Cancer Institute funds blood test for early pancreatic cancer detection
The National Cancer Institute’s Pancreatic Cancer Detection Consortium has awarded a $5.13 million grant to researchers from Baylor Scott & White Research Institute and the Translational Genomics Research Institute, which are developing a blood test for early detection of pancreatic cancer.
The availability of such a “non-invasive, rapid, accurate and inexpensive blood test” could “profoundly transform early detection of pancreatic cancer,” which is often not detected until late in the disease process, and is currently the third-leading cause of cancer-related death in the U.S., according to a press release.
“Early detection of this disease is essential to reducing its mortality rate,” Ajay Goel, PhD, Baylor Scott & White Research Institute’s director of the Center for Gastrointestinal Research, and the Center for Epigenetics, Cancer Prevention and Cancer Genomics, said in the press release.
The 5-year grant will fund the development of an “early-warning system for pancreatic cancer” in the form of a liquid biopsy test that requires only a small blood sample, which would enable more frequent monitoring of at-risk patients, and alert physicians to otherwise undetectable cancer recurrence. Biomarkers for high-risk precancerous lesions and early-stage pancreatic cancer could help identify candidates for surgical or other interventions.

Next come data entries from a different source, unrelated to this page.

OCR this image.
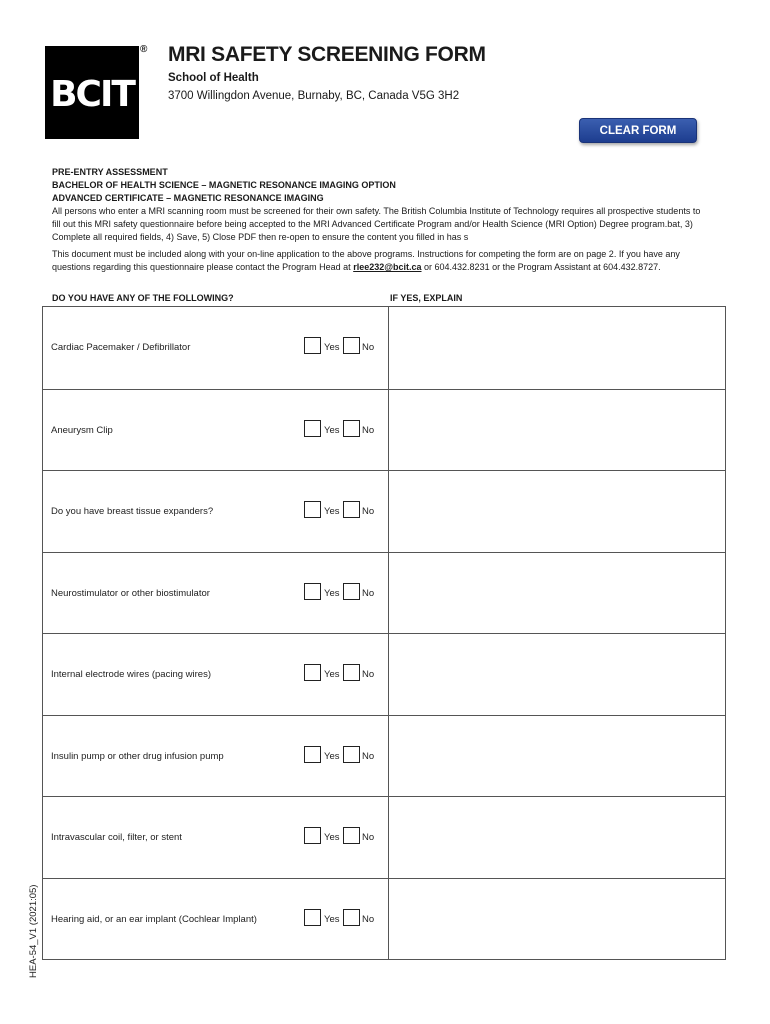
BCIT
® MRI SAFETY SCREENING FORM
School of Health
3700 Willingdon Avenue, Burnaby, BC, Canada V5G 3H2
CLEAR FORM
PRE-ENTRY ASSESSMENT
BACHELOR OF HEALTH SCIENCE – MAGNETIC RESONANCE IMAGING OPTION
ADVANCED CERTIFICATE – MAGNETIC RESONANCE IMAGING

All persons who enter a MRI scanning room must be screened for their own safety. The British Columbia Institute of Technology requires all prospective students to fill out this MRI safety questionnaire before being accepted to the MRI Advanced Certificate Program and/or Health Science (MRI Option) Degree program.bat, 3) Complete all required fields, 4) Save, 5) Close PDF then re-open to ensure the content you filled in has s

This document must be included along with your on-line application to the above programs. Instructions for competing the form are on page 2. If you have any questions regarding this questionnaire please contact the Program Head at rlee232@bcit.ca or 604.432.8231 or the Program Assistant at 604.432.8727.

DO YOU HAVE ANY OF THE FOLLOWING?	IF YES, EXPLAIN
Cardiac Pacemaker / Defibrillator	Yes No
Aneurysm Clip	Yes No
Do you have breast tissue expanders?	Yes No
Neurostimulator or other biostimulator	Yes No
Internal electrode wires (pacing wires)	Yes No
Insulin pump or other drug infusion pump	Yes No
Intravascular coil, filter, or stent	Yes No
Hearing aid, or an ear implant (Cochlear Implant)	Yes No
HEA-54_V1 (2021:05)
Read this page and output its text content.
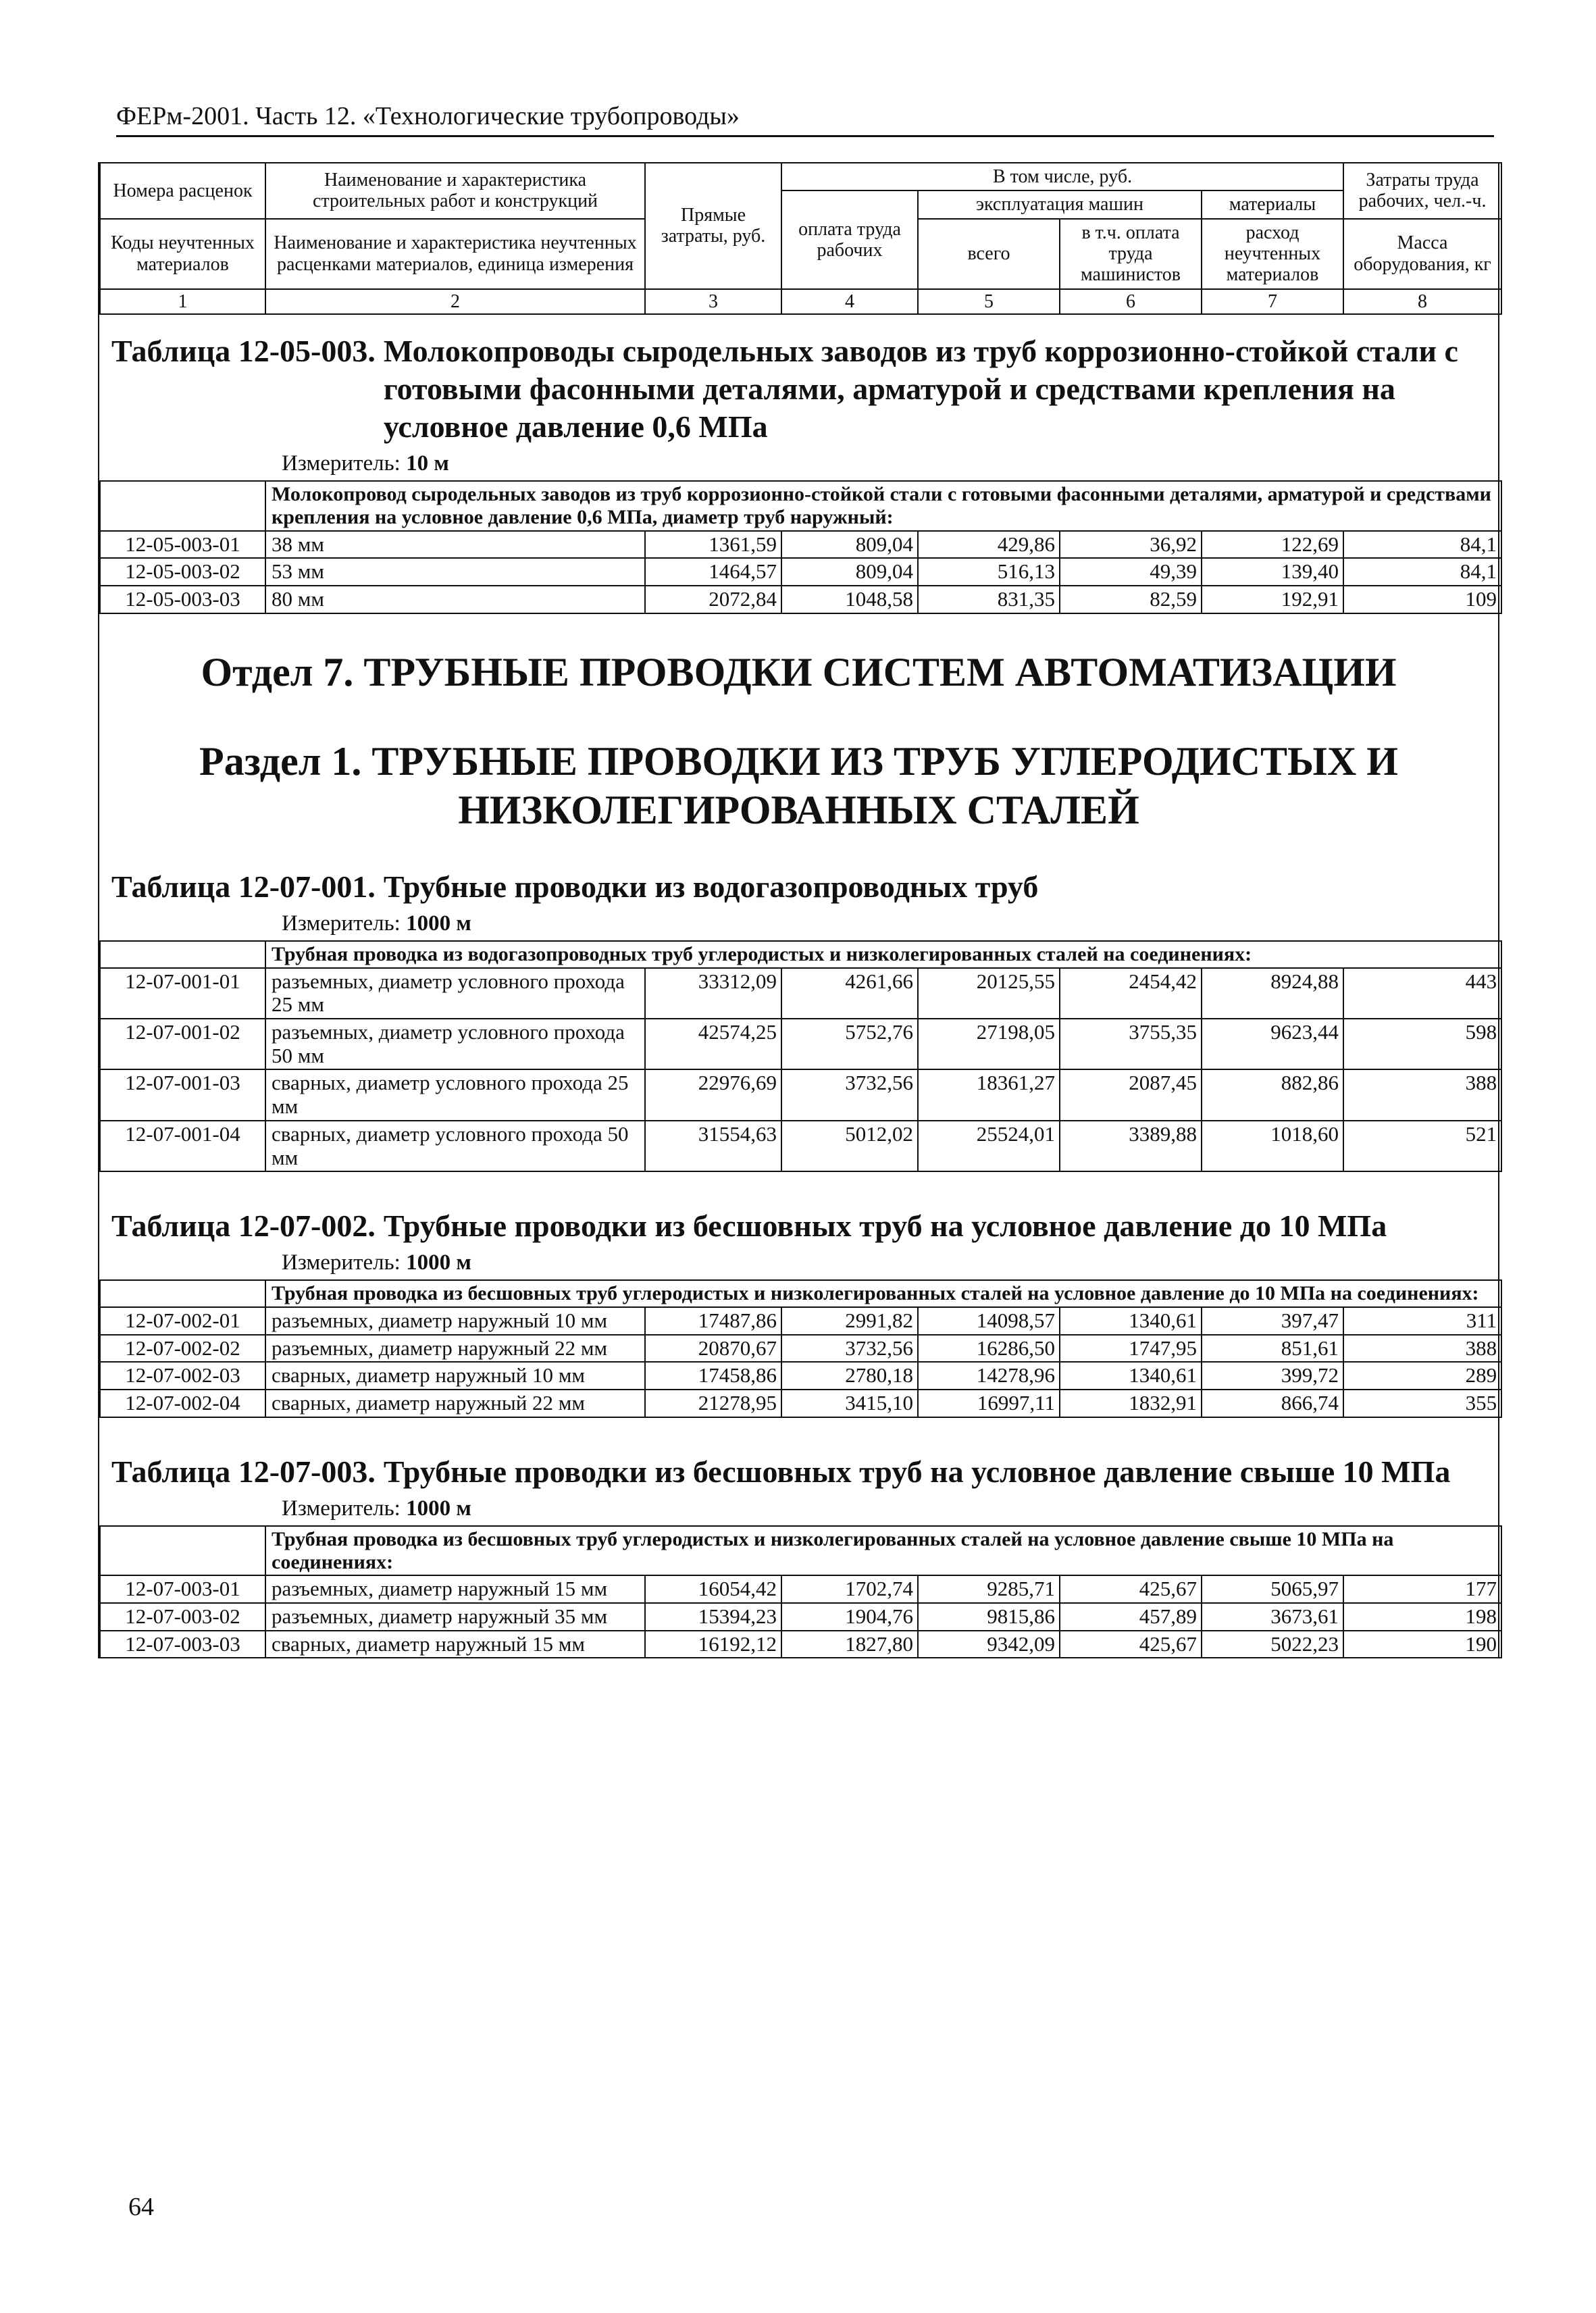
ФЕРм-2001. Часть 12. «Технологические трубопроводы»
Номера расценок	Наименование и характеристика строительных работ и конструкций	Прямые затраты, руб.	В том числе, руб.				Затраты труда рабочих, чел.-ч.
			оплата труда рабочих	эксплуатация машин		материалы	
Коды неучтенных материалов	Наименование и характеристика неучтенных расценками материалов, единица измерения			всего	в т.ч. оплата труда машинистов	расход неучтенных материалов	
							Масса оборудования, кг
1	2	3	4	5	6	7	8
Таблица 12-05-003. Молокопроводы сыродельных заводов из труб коррозионно-стойкой стали с готовыми фасонными деталями, арматурой и средствами крепления на условное давление 0,6 МПа
Измеритель: 10 м
	Молокопровод сыродельных заводов из труб коррозионно-стойкой стали с готовыми фасонными деталями, арматурой и средствами крепления на условное давление 0,6 МПа, диаметр труб наружный:						
12-05-003-01	38 мм	1361,59	809,04	429,86	36,92	122,69	84,1
12-05-003-02	53 мм	1464,57	809,04	516,13	49,39	139,40	84,1
12-05-003-03	80 мм	2072,84	1048,58	831,35	82,59	192,91	109
Отдел 7. ТРУБНЫЕ ПРОВОДКИ СИСТЕМ АВТОМАТИЗАЦИИ
Раздел 1. ТРУБНЫЕ ПРОВОДКИ ИЗ ТРУБ УГЛЕРОДИСТЫХ И НИЗКОЛЕГИРОВАННЫХ СТАЛЕЙ
Таблица 12-07-001. Трубные проводки из водогазопроводных труб
Измеритель: 1000 м
	Трубная проводка из водогазопроводных труб углеродистых и низколегированных сталей на соединениях:						
12-07-001-01	разъемных, диаметр условного прохода 25 мм	33312,09	4261,66	20125,55	2454,42	8924,88	443
12-07-001-02	разъемных, диаметр условного прохода 50 мм	42574,25	5752,76	27198,05	3755,35	9623,44	598
12-07-001-03	сварных, диаметр условного прохода 25 мм	22976,69	3732,56	18361,27	2087,45	882,86	388
12-07-001-04	сварных, диаметр условного прохода 50 мм	31554,63	5012,02	25524,01	3389,88	1018,60	521
Таблица 12-07-002. Трубные проводки из бесшовных труб на условное давление до 10 МПа
Измеритель: 1000 м
	Трубная проводка из бесшовных труб углеродистых и низколегированных сталей на условное давление до 10 МПа на соединениях:						
12-07-002-01	разъемных, диаметр наружный 10 мм	17487,86	2991,82	14098,57	1340,61	397,47	311
12-07-002-02	разъемных, диаметр наружный 22 мм	20870,67	3732,56	16286,50	1747,95	851,61	388
12-07-002-03	сварных, диаметр наружный 10 мм	17458,86	2780,18	14278,96	1340,61	399,72	289
12-07-002-04	сварных, диаметр наружный 22 мм	21278,95	3415,10	16997,11	1832,91	866,74	355
Таблица 12-07-003. Трубные проводки из бесшовных труб на условное давление свыше 10 МПа
Измеритель: 1000 м
	Трубная проводка из бесшовных труб углеродистых и низколегированных сталей на условное давление свыше 10 МПа на соединениях:						
12-07-003-01	разъемных, диаметр наружный 15 мм	16054,42	1702,74	9285,71	425,67	5065,97	177
12-07-003-02	разъемных, диаметр наружный 35 мм	15394,23	1904,76	9815,86	457,89	3673,61	198
12-07-003-03	сварных, диаметр наружный 15 мм	16192,12	1827,80	9342,09	425,67	5022,23	190
64
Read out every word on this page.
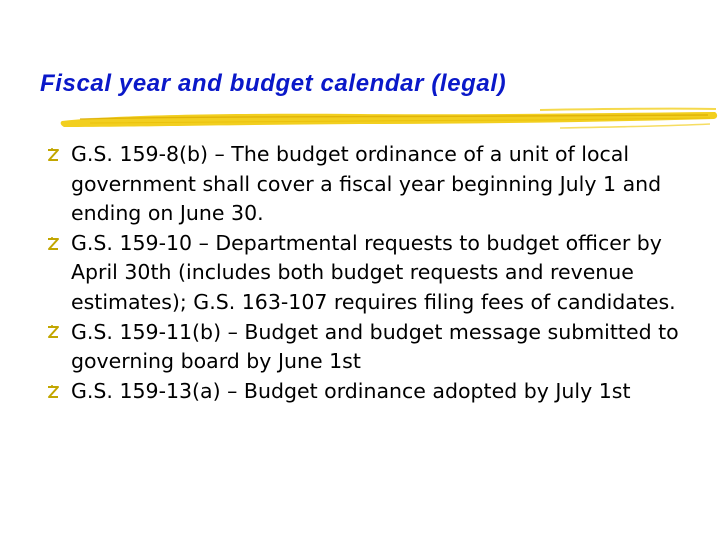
Fiscal year and budget calendar (legal)
G.S. 159-8(b) – The budget ordinance of a unit of local government shall cover a fiscal year beginning July 1 and ending on June 30.
G.S. 159-10 – Departmental requests to budget officer by April 30th (includes both budget requests and revenue estimates); G.S. 163-107 requires filing fees of candidates.
G.S. 159-11(b) – Budget and budget message submitted to governing board by June 1st
G.S. 159-13(a) – Budget ordinance adopted by July 1st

“It would be a powerful contrast to the way things are,” Sunil Sharma, MD, TGen Deputy Director of Clinical Sciences, said in the press release. “By the time a cancer becomes obvious, when it becomes symptomatic and a patient comes to a clinic, by that point the cancer is already a moving target. It makes little sense to guide treatment of a moving target using tests with a traditional biopsy because that biopsy is static in time and space.”
The project will focus on achieving three initial goals: first, investigators plan to collect matched blood and tissue samples to identify signals of pancreatic ductal adenocarcinoma (PDAC), precancerous neoplasms, pancreatitis and normal pancreatic cells. Then they plan to develop a testing panel that can differentiate patients with PDAC from those with precancerous neoplasms or pancreatitis, and finally, they will perform clinical trials to prospectively identify patients with these conditions using the optimal testing panel.
“What we are working on here, it’s not going to be one or two markers, but a panel of markers — a full mixture of DNA, proteins, RNA, microRNA, DNA methylation markers,” Goel said in the press release. “This panel would be a more reliable, more sensitive, and more specific pancreatic screening than anything that’s available in medicine today.”
“We need a mammogram for the pancreas. Just like breast cancer, if pancreatic cancer is detected early, we can provide better outcomes for patients, and eventually have cures,” Daniel Von Hoff, MD, TGen Distinguished Professor and physician-in-chief, said in the press release.
The strategy could also eventually be used to detect and monitor other types of cancers, according to Von Hoff. “We would know very soon if a particular drug or drug combination is working, or not,” he noted in the press release.
Disclosures: Healio Gastroenterology and Liver Disease was unable to confirm any relevant financial disclosures at the time of publication.